In the Part D drug program, the number of beneficiaries getting compounded drugs has grown 281 percent since 2006 to nearly 280,000 in 2015. Spending on such drugs reached $509 million — up 625 percent since 2006, the inspector general’s report noted, although that amount remained a tiny fraction of the Part D’s total drug spending.
Topical creams and gels, which are often used for pain, are among the fastest-growing category of compounded drugs. Part D spending on those rose 3,466 percent over the decade; the average cost per prescription hit $331, up from $40 in 2006.
New rules from the Labor Department went into effect July 1, aimed at slowing spending increases for the federal workers’ comp program. Among other changes, the agency will limit initial prescriptions to 90 days.
While legitimately prescribed compounded drugs “can dramatically improve a patient’s quality of life,” it is important to have “proper controls around billing,” John Voliva, executive vice president of the International Academy of Compounding Pharmacists, said Monday in a statement. The inspector general’s report demonstrated that such controls “are not in place,” he said.

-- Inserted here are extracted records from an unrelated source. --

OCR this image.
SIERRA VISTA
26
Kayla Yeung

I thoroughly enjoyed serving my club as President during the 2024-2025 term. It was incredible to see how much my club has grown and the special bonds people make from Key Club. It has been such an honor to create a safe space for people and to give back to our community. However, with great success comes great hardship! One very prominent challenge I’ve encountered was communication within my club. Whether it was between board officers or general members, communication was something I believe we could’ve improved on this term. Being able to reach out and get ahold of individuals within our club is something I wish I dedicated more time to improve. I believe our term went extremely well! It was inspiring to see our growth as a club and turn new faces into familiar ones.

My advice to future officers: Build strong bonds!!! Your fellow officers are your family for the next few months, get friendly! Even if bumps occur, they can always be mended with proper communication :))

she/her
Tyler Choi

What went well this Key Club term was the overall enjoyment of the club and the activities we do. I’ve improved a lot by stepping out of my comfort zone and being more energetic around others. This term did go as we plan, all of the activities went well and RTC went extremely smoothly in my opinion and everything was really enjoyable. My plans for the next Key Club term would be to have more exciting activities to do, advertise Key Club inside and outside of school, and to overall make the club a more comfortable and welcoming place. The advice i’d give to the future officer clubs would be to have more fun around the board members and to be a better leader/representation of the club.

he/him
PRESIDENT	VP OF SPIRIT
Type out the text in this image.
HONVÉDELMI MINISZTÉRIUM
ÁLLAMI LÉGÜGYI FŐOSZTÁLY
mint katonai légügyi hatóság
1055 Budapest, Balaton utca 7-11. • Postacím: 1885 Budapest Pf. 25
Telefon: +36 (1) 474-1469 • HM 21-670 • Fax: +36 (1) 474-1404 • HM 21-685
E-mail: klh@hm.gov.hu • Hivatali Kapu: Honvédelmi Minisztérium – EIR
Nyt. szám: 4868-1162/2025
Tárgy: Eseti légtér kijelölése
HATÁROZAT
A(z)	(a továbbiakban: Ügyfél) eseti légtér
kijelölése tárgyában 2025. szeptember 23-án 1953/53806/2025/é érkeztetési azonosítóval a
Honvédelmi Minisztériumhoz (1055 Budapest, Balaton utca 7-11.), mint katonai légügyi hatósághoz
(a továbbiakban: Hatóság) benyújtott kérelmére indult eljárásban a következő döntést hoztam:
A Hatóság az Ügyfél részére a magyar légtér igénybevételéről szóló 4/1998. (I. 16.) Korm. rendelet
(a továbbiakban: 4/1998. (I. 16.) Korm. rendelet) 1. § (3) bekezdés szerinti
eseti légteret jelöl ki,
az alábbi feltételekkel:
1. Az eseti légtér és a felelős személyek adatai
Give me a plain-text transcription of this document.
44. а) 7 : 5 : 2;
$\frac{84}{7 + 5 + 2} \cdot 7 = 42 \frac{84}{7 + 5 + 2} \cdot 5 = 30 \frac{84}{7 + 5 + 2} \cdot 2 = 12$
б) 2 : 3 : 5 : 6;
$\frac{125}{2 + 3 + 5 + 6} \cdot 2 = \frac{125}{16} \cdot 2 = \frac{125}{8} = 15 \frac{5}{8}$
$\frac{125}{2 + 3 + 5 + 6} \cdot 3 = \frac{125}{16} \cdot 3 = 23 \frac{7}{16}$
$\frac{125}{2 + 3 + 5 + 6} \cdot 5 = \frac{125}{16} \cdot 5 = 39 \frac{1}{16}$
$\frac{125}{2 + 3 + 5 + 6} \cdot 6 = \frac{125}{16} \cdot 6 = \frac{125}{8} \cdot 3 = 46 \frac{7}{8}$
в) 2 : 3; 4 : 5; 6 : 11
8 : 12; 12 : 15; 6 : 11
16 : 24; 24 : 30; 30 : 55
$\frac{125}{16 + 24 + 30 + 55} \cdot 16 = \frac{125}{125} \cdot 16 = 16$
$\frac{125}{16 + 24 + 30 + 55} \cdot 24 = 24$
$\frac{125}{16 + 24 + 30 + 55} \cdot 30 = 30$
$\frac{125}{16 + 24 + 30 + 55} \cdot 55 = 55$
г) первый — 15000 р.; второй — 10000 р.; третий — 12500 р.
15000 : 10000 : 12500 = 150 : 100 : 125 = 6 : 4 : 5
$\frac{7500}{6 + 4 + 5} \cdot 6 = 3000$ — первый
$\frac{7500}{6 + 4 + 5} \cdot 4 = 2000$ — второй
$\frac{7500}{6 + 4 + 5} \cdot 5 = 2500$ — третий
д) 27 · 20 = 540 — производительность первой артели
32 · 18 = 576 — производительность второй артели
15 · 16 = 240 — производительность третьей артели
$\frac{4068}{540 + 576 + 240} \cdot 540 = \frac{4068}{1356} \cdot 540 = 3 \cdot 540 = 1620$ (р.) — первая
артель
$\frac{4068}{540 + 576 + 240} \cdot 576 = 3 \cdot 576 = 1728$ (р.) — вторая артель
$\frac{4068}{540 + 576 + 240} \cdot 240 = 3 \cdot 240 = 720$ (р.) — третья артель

The scrutiny itself has been increasing since a 2012 meningitis outbreak linked to a Massachusetts compounding pharmacy that sold tainted injectable medications. Sixty-four people died.
In the wake of that case, some states tightened their oversight of the industry, particularly of pharmacies making products that must be sterile. Those drugs are not considered approved by the Food and Drug Administration, although the agency does get involved when it is concerned that a site might not be making medications properly or has started to mass-produce treatments rather than preparing them for individual patients.
At times, compounded drugs can be more cost-effective. When Turing Pharmaceuticals last year raised the price of a drug used for patients with compromised immune systems from $13.50 a pill to $750, Express Scripts, one of the nation’s largest pharmacy benefit managers, partnered with a compounding pharmacy to produce its own version for $1 a pill.
Nationally since 2012, pharmacies have been required to report all ingredients they use to make a compounded drug. The idea was to provide insurers with more information about what they were being billed for and ensure there were no hidden elements.